As patrons emerge back into restaurants from pandemic restrictions, operators are facing a growing number of customers with higher demands and deeper frustrations than before COVID-19.
“Pent-up demand Is high and expectations are high, so clearly there's tension,” said Lisa W. Miller, a Dallas-based consumer market strategist, who has been tracking consumer sentiment since the pandemic was declared in March 2020 and framing it as the “journey back to joy.”
Mille’s firm found in a survey earlier in June that 70% of U.S. respondents agreed or strongly agreed that frontline employees/servers need to be treated better by customers and that too much bad customer behavior happening.
“There's just this tension going on between customers with customers and with customers with staff members about how to treat each other nicely, with respect and a little patience as we try to get the country reopened,” Miller said in an interview Friday.
The bad behavior and protocol confusion has been exhibited nationwide, evidenced nearly every day this week.
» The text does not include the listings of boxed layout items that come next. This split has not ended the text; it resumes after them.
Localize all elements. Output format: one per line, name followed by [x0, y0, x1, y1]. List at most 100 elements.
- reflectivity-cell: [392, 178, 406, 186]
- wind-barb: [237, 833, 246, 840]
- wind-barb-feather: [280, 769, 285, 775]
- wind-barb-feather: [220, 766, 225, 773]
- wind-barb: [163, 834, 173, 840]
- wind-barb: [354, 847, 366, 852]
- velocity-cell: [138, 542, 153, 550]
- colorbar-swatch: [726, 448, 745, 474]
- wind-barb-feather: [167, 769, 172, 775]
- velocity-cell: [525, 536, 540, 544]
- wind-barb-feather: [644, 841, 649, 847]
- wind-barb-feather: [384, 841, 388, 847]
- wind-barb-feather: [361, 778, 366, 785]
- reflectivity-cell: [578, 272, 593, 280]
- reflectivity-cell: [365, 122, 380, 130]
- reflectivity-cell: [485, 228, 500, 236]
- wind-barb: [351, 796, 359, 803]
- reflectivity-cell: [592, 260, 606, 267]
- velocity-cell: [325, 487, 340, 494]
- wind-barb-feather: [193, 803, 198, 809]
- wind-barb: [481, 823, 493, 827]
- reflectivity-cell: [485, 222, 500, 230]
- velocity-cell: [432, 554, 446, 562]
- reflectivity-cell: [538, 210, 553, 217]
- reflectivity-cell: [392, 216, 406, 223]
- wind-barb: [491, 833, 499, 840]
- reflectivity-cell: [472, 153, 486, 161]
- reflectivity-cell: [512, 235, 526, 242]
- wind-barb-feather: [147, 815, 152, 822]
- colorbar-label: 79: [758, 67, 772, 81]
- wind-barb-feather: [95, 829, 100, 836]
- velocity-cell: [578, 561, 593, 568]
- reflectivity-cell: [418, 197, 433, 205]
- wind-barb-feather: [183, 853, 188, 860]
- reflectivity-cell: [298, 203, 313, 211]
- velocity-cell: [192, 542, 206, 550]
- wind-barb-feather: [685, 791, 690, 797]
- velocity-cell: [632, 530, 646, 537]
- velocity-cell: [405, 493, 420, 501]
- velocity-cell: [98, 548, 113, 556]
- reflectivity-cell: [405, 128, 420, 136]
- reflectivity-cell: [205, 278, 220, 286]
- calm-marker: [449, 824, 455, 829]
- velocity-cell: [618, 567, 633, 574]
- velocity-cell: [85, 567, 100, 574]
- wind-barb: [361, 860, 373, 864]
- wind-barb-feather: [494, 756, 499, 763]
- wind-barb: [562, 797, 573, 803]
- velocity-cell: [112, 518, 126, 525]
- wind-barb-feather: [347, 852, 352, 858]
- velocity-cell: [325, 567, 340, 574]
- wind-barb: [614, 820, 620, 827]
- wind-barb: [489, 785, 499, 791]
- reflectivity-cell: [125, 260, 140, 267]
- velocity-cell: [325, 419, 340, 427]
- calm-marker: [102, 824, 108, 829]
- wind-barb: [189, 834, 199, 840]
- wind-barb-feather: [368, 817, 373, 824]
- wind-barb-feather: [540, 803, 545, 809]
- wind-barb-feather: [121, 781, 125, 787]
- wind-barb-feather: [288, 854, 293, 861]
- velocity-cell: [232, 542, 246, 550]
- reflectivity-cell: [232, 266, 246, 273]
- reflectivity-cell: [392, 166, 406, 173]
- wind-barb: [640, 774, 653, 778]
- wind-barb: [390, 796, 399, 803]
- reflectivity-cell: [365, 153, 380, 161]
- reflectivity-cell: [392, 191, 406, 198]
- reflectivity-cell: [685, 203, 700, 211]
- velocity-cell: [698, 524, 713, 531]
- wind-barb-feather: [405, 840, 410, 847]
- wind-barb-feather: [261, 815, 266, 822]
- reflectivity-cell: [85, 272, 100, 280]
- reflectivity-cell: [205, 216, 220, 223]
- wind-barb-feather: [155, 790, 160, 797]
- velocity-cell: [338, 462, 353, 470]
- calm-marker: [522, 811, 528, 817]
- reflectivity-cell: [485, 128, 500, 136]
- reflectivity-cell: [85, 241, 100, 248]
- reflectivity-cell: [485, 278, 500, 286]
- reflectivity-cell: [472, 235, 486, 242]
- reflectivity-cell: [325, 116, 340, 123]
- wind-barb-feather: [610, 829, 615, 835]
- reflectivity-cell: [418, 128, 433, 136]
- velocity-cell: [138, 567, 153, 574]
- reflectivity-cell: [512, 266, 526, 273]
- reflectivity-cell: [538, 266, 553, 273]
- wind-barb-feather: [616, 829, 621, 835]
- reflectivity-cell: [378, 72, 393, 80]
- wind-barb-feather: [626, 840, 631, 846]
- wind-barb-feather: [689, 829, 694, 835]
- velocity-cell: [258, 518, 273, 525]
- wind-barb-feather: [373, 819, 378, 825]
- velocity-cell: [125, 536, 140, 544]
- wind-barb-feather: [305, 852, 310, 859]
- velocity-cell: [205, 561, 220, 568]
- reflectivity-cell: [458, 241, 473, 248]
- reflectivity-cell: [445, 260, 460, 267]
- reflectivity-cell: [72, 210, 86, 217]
- On Monday, police in Pembroke Pines, Fla., solicited the public’s help in finding a man who was captured on camera shoving a woman to the ground in line at a Smoothie King in an April altercation over a face mask.
- On Tuesday, police in Orland Park, Ill., were called to a Hooters after a customer got in a loud argument over a bill payment. Police said she was charged with disorderly conduct.
- On Wednesday, two women pleaded guilty and two others entered a pretrial diversion program for their roles in what a Baton Rouge, La., prosecutor called a "large fight" between a group of patrons and a Chili's Grill & Bar hostess over the restaurant's coronavirus-related dining rules last August. All four suspects were barred from entering any Chili's restaurant during the next year. The teenage hostess received five stitches at a hospital to close a wound above her right eye.
- On Thursday, rules got no easier for consumers when the New Orleans' Mercedes-Benz Superdome said it would continue to require masks of guests throughout the summer when the venues are at 100% capacity.
Miller said restaurant operators are facing a number of pain points, and a majority are linked to staffing challenges.
Miller’s survey found the percentage of customers frustrated with a lack of staff during a recent visit has double since February. In the June survey, 43% of respondents expressed frustration with staffing, up from 21% in February.
“We can't sacrifice today's guest experience to make up for last year's lost sales,” Miller noted. “Hard choices will need to be made.”
Miller said her best advice is: “Make sure that your seating capacity aligns with your staffing capacity.”
Restaurants are currently in what she called “a perfect storm” with staffing shortages and price and inflation concerns, and that is impacting consumer sentiment.
“What I'm seeing is that the intent to revisit or return has actually dipped a little bit,” Miller said, “and so that means that those experiences are impacting future visits.”
In addition, among anxious and very anxious consumers, which are two of five groups that Miller categorizes, concerns about safety remain high. In the June survey, 45% of those consumers who remained “very anxious” about the dine-in restaurant visit “didn’t feel that enough precautions were being taken to keep me safe.” But among the “first out the door” respondents, only 7% were concerned about the safety of the dine-in environment.
Among those in the “very anxious” group, Miller said, “They want to see that you’re visible cleaning. They want to feel comfortable with basics like bussing tables and wiping down things.”
“Lead with joy and reassure with safety,” Miller said.